Attaching file descriptors to processes with CLONE_FD

Posted Apr 2, 2015 5:10 UTC (Thu) by josh (subscriber, #17465)
In reply to: Attaching file descriptors to processes with CLONE_FD by Cyberax
Parent article: Attaching file descriptors to processes with CLONE_FD

> without the usual write-to-pipe-from-SIGCHLD trick

That's actually the original motivation for this patch. Thiago Macieira has a userspace library that emulates a subset of clonefd by installing a SIGCHLD handler and sending clonefd_info over a pipe. Having clone4 available allows that library to work in a race-free way, and not take over process-wide SIGCHLD handling.

> A small note, though: clonefd_info needs to have size and version fields for future extensions.

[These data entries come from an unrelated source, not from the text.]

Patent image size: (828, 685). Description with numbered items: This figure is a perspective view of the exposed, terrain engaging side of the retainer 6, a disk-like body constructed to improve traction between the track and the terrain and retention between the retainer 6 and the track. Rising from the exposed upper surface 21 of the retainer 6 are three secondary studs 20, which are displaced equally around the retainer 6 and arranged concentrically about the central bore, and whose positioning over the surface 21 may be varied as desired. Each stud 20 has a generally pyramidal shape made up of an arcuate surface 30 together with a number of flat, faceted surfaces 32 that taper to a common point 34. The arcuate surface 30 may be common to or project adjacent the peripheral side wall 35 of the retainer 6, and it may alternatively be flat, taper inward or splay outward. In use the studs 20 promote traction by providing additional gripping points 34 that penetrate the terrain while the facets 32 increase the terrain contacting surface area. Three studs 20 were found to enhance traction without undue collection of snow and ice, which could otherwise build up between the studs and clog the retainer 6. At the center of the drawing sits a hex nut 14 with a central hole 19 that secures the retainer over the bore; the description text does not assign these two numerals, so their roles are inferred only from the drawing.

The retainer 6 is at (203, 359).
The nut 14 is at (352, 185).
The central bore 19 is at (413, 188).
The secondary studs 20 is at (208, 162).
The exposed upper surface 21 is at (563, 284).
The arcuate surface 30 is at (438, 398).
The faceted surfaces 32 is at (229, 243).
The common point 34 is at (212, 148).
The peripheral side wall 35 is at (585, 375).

That doesn't necessarily help, especially for a first version: nothing forces userspace to actually *check* those fields, and if they don't, then they'll end up being immutable anyway because the kernel can't break old userspace.

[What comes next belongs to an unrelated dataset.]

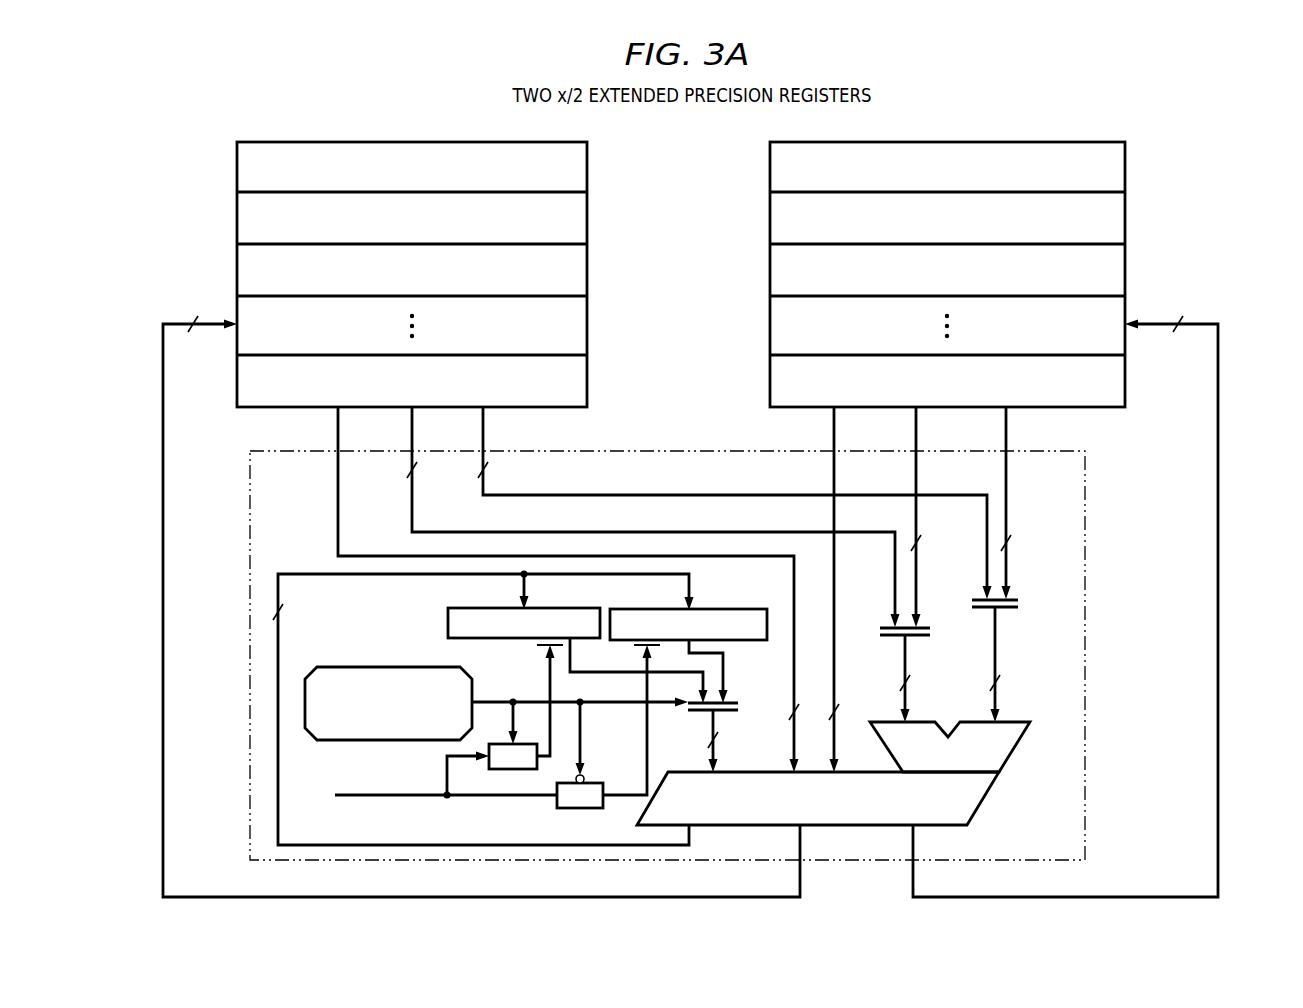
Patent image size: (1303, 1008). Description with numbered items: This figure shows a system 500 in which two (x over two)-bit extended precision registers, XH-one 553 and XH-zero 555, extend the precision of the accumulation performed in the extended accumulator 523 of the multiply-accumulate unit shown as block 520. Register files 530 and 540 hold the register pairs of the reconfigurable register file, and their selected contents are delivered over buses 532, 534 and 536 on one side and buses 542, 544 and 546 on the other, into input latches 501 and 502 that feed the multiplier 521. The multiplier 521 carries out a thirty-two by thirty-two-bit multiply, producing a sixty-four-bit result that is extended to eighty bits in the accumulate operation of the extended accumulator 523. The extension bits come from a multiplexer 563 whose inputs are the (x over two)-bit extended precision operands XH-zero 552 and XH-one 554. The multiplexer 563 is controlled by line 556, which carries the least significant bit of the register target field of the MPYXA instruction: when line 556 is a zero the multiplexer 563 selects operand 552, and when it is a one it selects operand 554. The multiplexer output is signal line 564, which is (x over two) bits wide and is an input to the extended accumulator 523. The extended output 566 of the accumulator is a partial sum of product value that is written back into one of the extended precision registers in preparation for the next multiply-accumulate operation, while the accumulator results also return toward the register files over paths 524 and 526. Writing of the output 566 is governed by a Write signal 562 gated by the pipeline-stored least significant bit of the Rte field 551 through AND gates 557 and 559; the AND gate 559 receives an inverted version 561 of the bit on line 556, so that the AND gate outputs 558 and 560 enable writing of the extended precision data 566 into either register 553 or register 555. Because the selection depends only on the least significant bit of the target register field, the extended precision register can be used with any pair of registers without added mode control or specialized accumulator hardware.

So our current plan is to require applications that can handle reading other structures from the clonefd to opt-in by passing an appropriate flag to clone4. Suggestions welcome, though.

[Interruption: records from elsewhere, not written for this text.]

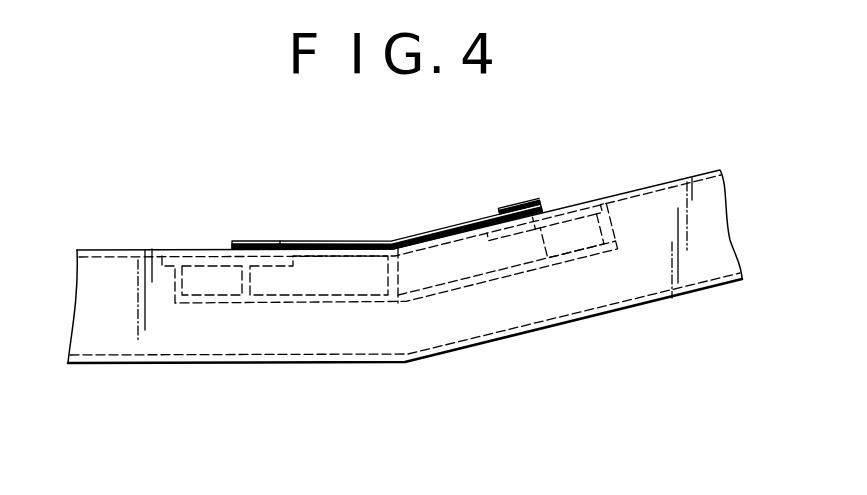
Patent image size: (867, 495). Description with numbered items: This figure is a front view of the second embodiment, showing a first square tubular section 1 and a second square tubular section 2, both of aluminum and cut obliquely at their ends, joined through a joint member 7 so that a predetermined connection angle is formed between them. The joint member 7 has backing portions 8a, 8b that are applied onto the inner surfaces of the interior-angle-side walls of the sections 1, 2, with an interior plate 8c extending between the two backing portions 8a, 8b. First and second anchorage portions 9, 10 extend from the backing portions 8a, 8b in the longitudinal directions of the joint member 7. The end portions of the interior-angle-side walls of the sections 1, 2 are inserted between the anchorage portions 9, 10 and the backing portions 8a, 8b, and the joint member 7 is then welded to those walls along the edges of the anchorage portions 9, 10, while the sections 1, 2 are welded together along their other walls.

The first square tubular section 1 is at (135, 330).
The second square tubular section 2 is at (642, 273).
The joint member 7 is at (474, 302).
The backing portion 8a is at (204, 262).
The backing portion 8b is at (567, 218).
The interior plate 8c is at (348, 247).
The first anchorage portion 9 is at (252, 241).
The second anchorage portion 10 is at (523, 210).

Attaching file descriptors to processes with CLONE_FD

Posted Apr 2, 2015 5:22 UTC (Thu) by Cyberax (✭ supporter ✭, #52523) [Link] (20 responses)

> That doesn't necessarily help, especially for a first version: nothing forces userspace to actually *check* those fields, and if they don't, then they'll end up being immutable anyway because the kernel can't break old userspace.
Certainly. But it would make it easier for me to simply read the whole packet and transmit it to another part of my program for more detailed parsing. Having a length field would help here.

> So our current plan is to require applications that can handle reading other structures from the clonefd to opt-in by passing an appropriate flag to clone4. Suggestions welcome, though.
That as well. But simply adding a length field and a bitmask with enabled options shouldn't be too hard and it might help people.

Attaching file descriptors to processes with CLONE_FD

Posted Apr 2, 2015 5:30 UTC (Thu) by josh (subscriber, #17465) [Link] (19 responses)

> Certainly. But it would make it easier for me to simply read the whole packet and transmit it to another part of my program for more detailed parsing. Having a length field would help here.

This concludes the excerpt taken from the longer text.